ラズバンド長老,スティーブンソンビショップとともに

この2 月中旬,アジア北地域のエリアレビュー(視察)のため,十二使徒定員会のM・ラッセル・バラード長老が,七十人会長会のロナルド・A・ラズバンド長老またゲーリー・E・スティーブンソン管理ビショップとともに来日した。

一行は名古屋と東京で宣教師や指導者を訓練し,幾つかのステーク特別大会を管理したほか,一般会員とのディボーショナル(礼拝集会)に臨んだ。会員ディボーショナルの模様はインターネットを通じて多数のステークセンターや集会所に生放送された。それら日本の聖徒へのメッセージの抜粋は本誌ローカルページ p.3以降に掲載されている。

バラード長老,ケネディ駐日米国大使を訪問

2 月23 日,バラード長老,ラズバンド長老とマイケル・T・リングウッド地域会長は,キャロライン・ケネディ駐日米国大使を赤坂の米国大使館に訪ねた。米国大使館をワードのエリアとしてカバーする東京ステーク渋谷ワード扶助協会会長のジェンセン光江姉妹も同行した。

ケネディ大使は,1960年に就任したジョン・F・ケネディ米国大統領(第35 代)の娘として知られる。また,歴代の駐日大使の中では初の女性大使として赴任している。会見では,女性大使らしく,社会における女性の役割が話題に上がった。ジェンセン姉妹は扶助協会の働きを紹介した。ケネディ大使から「具体的に地元ではどのような活動をしているのですか」との質問に,ジェンセン姉妹は渋谷ワードの扶助協会で行ってきた募金活動や,東京ステークの姉妹たちがキルトを縫って毎年孤児院から卒業する子供へ贈っているステッピング・ストーンズ(facebook.com/LDSSteppingStones)の活動について紹介した。

バラード長老は2 年前にベトナムで教会の伝道活動が開始されたことに触れ,日本で働く宣教師の数と世界中で奉仕する宣教師の数について話をした。そして,福音を伝えることの大切さを強調し,自身は十二使徒であることを伝えた。

ケネディ大使は「大使館の中にも多くの教会員が職員として働いています。彼らはとてもすばらしい人たちです」と称賛した。

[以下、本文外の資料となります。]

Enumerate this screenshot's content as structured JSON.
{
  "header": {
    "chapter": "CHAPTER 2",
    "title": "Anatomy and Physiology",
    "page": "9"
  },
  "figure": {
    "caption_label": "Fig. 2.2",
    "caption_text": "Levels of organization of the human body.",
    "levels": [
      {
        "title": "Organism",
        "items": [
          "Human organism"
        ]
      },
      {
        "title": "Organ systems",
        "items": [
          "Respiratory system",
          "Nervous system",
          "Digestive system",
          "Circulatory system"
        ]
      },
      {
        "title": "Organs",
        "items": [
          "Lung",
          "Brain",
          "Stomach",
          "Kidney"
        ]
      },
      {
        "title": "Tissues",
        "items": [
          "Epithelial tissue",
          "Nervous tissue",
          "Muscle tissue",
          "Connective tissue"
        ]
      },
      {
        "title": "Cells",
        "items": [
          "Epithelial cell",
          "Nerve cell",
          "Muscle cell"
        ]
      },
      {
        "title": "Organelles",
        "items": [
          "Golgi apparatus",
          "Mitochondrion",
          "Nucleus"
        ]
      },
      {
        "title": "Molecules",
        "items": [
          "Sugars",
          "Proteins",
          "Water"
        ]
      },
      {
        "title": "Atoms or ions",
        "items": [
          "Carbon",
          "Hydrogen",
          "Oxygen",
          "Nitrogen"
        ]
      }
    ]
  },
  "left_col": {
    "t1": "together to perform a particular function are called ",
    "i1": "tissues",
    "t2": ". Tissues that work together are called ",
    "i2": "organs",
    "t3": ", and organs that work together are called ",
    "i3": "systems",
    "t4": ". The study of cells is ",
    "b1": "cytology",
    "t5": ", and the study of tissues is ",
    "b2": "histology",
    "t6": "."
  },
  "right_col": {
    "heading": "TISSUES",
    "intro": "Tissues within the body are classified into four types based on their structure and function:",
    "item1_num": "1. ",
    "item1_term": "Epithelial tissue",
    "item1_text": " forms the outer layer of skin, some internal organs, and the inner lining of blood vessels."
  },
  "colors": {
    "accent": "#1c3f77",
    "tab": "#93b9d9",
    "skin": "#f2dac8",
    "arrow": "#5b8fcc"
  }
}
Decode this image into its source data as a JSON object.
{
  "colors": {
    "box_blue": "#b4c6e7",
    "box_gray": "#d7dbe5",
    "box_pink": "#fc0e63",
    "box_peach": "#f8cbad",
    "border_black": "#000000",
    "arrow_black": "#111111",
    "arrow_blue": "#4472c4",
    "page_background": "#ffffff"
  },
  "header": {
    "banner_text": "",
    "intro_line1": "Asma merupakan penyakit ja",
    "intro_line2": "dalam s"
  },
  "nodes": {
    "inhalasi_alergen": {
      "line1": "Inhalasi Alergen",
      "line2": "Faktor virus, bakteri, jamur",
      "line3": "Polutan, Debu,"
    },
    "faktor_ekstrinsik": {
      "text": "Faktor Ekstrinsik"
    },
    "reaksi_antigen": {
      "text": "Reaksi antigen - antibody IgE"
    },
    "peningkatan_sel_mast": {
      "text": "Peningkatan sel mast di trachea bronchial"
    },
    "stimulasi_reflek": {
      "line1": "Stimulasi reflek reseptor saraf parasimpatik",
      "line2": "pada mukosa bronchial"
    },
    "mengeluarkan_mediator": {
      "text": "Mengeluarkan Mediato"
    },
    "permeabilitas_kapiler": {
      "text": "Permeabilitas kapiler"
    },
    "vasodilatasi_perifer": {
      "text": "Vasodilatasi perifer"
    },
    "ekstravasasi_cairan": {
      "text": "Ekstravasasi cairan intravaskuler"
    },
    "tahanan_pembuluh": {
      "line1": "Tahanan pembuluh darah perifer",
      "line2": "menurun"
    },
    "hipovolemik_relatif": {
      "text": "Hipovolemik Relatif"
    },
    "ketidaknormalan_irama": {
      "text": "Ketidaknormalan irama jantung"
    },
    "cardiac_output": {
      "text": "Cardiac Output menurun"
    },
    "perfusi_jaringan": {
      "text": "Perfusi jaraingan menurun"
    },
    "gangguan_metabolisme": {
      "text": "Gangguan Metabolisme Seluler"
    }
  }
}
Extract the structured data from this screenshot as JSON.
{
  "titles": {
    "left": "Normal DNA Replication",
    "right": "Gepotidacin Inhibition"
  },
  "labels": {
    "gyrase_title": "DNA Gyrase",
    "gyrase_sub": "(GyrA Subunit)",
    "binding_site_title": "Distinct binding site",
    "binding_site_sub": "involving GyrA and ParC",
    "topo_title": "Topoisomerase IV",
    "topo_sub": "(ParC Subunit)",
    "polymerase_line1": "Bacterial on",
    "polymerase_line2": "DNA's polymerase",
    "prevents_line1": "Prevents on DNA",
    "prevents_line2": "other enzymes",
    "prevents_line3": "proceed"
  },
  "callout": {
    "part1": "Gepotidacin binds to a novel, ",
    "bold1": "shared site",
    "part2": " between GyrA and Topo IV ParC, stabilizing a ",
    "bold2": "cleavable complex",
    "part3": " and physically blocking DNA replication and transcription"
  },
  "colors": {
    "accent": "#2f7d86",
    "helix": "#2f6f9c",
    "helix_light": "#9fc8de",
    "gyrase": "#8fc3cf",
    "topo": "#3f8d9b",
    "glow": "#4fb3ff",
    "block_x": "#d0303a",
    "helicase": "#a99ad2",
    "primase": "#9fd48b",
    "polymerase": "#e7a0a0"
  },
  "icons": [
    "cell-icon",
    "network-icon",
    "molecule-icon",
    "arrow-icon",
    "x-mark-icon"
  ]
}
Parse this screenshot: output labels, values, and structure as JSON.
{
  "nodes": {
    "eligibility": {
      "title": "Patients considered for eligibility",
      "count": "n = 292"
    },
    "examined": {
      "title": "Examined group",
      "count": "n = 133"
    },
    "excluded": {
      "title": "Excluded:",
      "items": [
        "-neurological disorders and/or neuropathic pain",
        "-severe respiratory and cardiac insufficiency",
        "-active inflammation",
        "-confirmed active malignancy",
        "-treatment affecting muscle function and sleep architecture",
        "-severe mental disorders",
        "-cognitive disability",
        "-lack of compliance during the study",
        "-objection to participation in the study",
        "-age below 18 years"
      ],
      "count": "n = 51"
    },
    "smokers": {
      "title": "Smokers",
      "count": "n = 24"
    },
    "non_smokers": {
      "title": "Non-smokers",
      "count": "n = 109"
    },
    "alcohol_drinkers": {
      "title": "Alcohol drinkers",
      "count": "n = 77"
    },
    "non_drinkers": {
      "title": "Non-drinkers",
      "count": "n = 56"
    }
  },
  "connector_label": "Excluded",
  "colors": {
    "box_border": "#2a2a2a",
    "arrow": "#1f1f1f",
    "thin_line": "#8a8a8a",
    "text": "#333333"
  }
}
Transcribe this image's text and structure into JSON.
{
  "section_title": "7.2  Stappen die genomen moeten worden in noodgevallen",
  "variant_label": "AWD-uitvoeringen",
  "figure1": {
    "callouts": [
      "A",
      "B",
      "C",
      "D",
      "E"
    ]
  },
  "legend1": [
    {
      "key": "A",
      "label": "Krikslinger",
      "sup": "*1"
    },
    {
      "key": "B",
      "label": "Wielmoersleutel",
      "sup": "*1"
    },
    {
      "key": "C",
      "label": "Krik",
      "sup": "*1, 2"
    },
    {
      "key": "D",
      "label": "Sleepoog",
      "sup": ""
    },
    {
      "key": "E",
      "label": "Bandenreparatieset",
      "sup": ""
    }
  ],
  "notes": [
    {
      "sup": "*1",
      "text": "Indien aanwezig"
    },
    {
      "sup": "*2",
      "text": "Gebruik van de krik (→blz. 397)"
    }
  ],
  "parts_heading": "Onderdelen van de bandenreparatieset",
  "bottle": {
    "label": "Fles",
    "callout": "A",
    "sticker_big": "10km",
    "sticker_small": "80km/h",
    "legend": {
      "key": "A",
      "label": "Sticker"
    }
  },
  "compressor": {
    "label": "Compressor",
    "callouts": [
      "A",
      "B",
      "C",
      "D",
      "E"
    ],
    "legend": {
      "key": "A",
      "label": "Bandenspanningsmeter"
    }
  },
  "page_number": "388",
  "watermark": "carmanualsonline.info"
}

また,バラード長老は教会の中で奉仕する姉妹たちについて説明した。「最近,わたしたちの教会の女性の立場について,多くの意見が語られていますが,わたしたちの教会の中でも,女性はとても重要な位置を占めています。教会には女性によって構成されている扶助協会と呼ばれる組織があります。扶助協会は女性による組織としては,世界で最も大きなものです。扶助協会の女性たちは,家庭を強め,困っている人を見つけ,助けの手を差し伸べ,奉仕活動に取り組んでいます。」

さらに続けて,女性の活躍に関連してケネディ大使への賛辞も贈った。「ケネディ大使も日本に赴任した駐日大使としては,初めての女性大使です。女性の働きについて門戸を開いてくださったことに感謝しています。」

ケネディ大使はバラード長老から「大使としての観点から,今の日本で求められている奉仕活動」について尋ねられた際,教会が行ってきた人道支援活動に関心を示された。バラード長老は,モルモン・ヘルピングハンズの活動の紹介,そして,東日本大震災のときに教会が行った奉仕活動とその規模について話した。

会見を記念し,バラード長老からケネディ大使には,ケネディ大使とご両親を象徴するような,父親と母親に守られる中で歩いている幼い少女の像が贈られた。

スティーブンソンビショップ,山谷えり子特命担当相を訪問

同2 月23 日,スティーブンソン管理ビショップは,アジア北地域会長会第二顧問のスコット・D・ホワイティング長老とともに内閣府を訪れ,安倍内閣の特命担当相(防災担当)の山谷えり子大臣を表敬訪問した。

二人を大臣室へ招き入れた大臣は「震災のときにはいろいろと助けてくださってありがとうございました。わたしの息子も宮城県でボランティアに従事したのですが,疲れを知らないのかと思うほどに働いている皆さんの活動(モルモン・ヘルピングハンズ)を見て,感動していました」と歓迎した。

会談の中で何度も「ありがとう」を繰り返す大臣に,ホワイティング長老がスティーブンソン・ビショップを紹介する。「スティーブンソンは,東北の震災が発生したときに東京に住んでいました。そのため,東北の震災のときには彼が中心になってさまざまな活動を行いました。現在はユタ州のソルトレーク・シティーに住んで,世界中のあらゆる場所で人道支援活動を行う責任者として働いています。」

大臣から教会の人道支援活動について尋ねられたスティーブンソンビショップは,教会が全世界で展開している5つの大きなプロジェクトについて説明した。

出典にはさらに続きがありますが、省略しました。